Thursday, December 22, 2011

Comfort Ye, Comfort Ye My People

Quoting from Dr. Martin Luther's treatise The Blessed Sacrament of the Holy and True Body of Christ, and the Brotherhoods, written in 1519.  God becomes incarnate that we might break His body on a cross, and that same body then be given back to us in the Sacrament of the Altar, healing our bodies and uniting us in perfect love: 
Whoever is in despair, distressed by a sin-stricken conscience or terrified by death or carrying some other burden upon his heart, if he would be rid of them all, let him go joyfully to the sacrament of the altar and lay down his woe in the midst of the community [of saints] and seek help from the entire company of the spiritual body—just as a citizen whose property has suffered damage or misfortune at the hands of his enemies makes complaint to his town council and fellow citizens and asks them for help. The immeasurable grace and mercy of God are given us in this sacrament to the end that we might put from us all misery and tribulation [anfechtung] and lay it upon the community [of saints], and especially on Christ.

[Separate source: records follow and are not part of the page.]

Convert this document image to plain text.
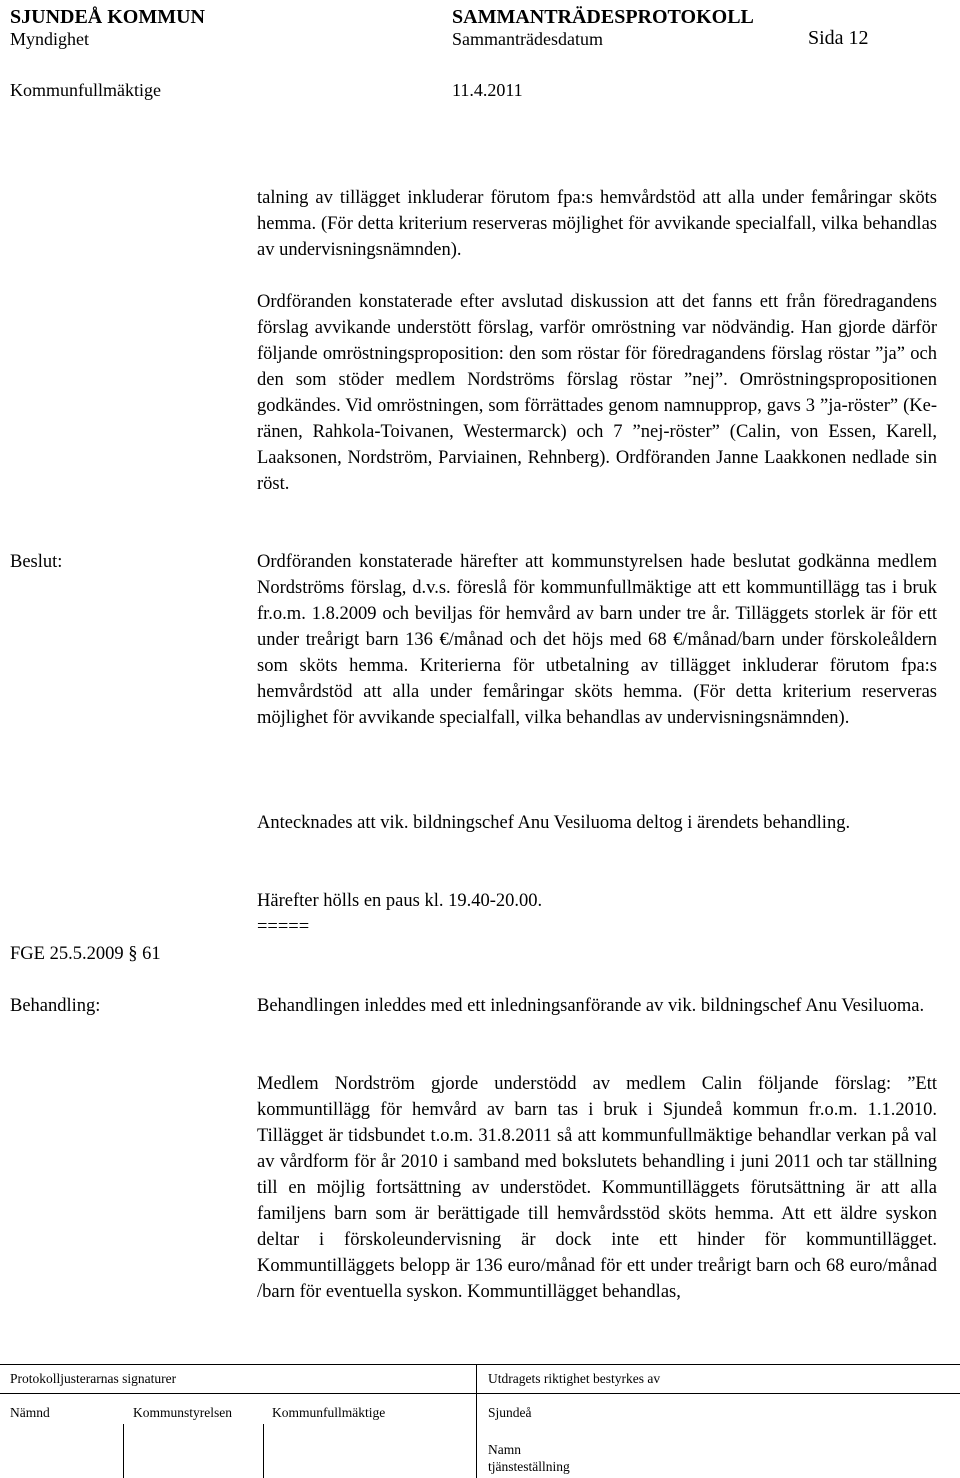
SJUNDEÅ KOMMUN	SAMMANTRÄDESPROTOKOLL
Myndighet	Sammanträdesdatum	Sida 12
Kommunfullmäktige	11.4.2011
talning av tillägget inkluderar förutom fpa:s hemvårdstöd att alla under femåringar sköts hemma. (För detta kriterium reserveras möjlighet för avvikande specialfall, vilka behandlas av undervisningsnämnden).
Ordföranden konstaterade efter avslutad diskussion att det fanns ett från föredragandens förslag avvikande understött förslag, varför omröstning var nödvändig. Han gjorde därför följande omröstningsproposition: den som röstar för föredragandens förslag röstar ”ja” och den som stöder medlem Nordströms förslag röstar ”nej”. Omröstningspropositionen godkändes. Vid omröstningen, som förrättades genom namnupprop, gavs 3 ”ja-röster” (Keränen, Rahkola-Toivanen, Westermarck) och 7 ”nej-röster” (Calin, von Essen, Karell, Laaksonen, Nordström, Parviainen, Rehnberg). Ordföranden Janne Laakkonen nedlade sin röst.
Beslut:	Ordföranden konstaterade härefter att kommunstyrelsen hade beslutat godkänna medlem Nordströms förslag, d.v.s. föreslå för kommunfullmäktige att ett kommuntillägg tas i bruk fr.o.m. 1.8.2009 och beviljas för hemvård av barn under tre år. Tilläggets storlek är för ett under treårigt barn 136 €/månad och det höjs med 68 €/månad/barn under förskoleåldern som sköts hemma. Kriterierna för utbetalning av tillägget inkluderar förutom fpa:s hemvårdstöd att alla under femåringar sköts hemma. (För detta kriterium reserveras möjlighet för avvikande specialfall, vilka behandlas av undervisningsnämnden).
Antecknades att vik. bildningschef Anu Vesiluoma deltog i ärendets behandling.
Härefter hölls en paus kl. 19.40-20.00.
=====
FGE 25.5.2009 § 61
Behandling:	Behandlingen inleddes med ett inledningsanförande av vik. bildningschef Anu Vesiluoma.
Medlem Nordström gjorde understödd av medlem Calin följande förslag: ”Ett kommuntillägg för hemvård av barn tas i bruk i Sjundeå kommun fr.o.m. 1.1.2010. Tillägget är tidsbundet t.o.m. 31.8.2011 så att kommunfullmäktige behandlar verkan på val av vårdform för år 2010 i samband med bokslutets behandling i juni 2011 och tar ställning till en möjlig fortsättning av understödet. Kommuntilläggets förutsättning är att alla familjens barn som är berättigade till hemvårdsstöd sköts hemma. Att ett äldre syskon deltar i förskoleundervisning är dock inte ett hinder för kommuntillägget. Kommuntilläggets belopp är 136 euro/månad för ett under treårigt barn och 68 euro/månad /barn för eventuella syskon. Kommuntillägget behandlas,
Protokolljusterarnas signaturer	Utdragets riktighet bestyrkes av
Nämnd	Kommunstyrelsen	Kommunfullmäktige	Sjundeå
Namn
tjänsteställning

Then we may with joy find strength and comfort, and say, “Though I am a sinner and have fallen, though this or that misfortune has befallen me, nevertheless I will go to the sacrament to receive a sign from God that I have on my side Christ’s righteousness, life, and sufferings, with all holy angels and the blessed in heaven and all pious men on earth. If I die, I am not alone in death; if I suffer, they suffer with me. [I know that] all my misfortune is shared with Christ and the saints, because I have a sure sign of their love toward me.” See, this is the benefit to be derived from this sacrament; this is the use we should make of it. Then the heart cannot but rejoice and be strengthened.
 
Martin Luther, Luther's Works, Vol. 35 : Word and Sacrament I, ed. Jaroslav Jan Pelikan, Hilton C. Oswald and Helmut T. Lehmann, Luther's Works (Philadelphia: Fortress Press, 1999, c1960). 35:III-54.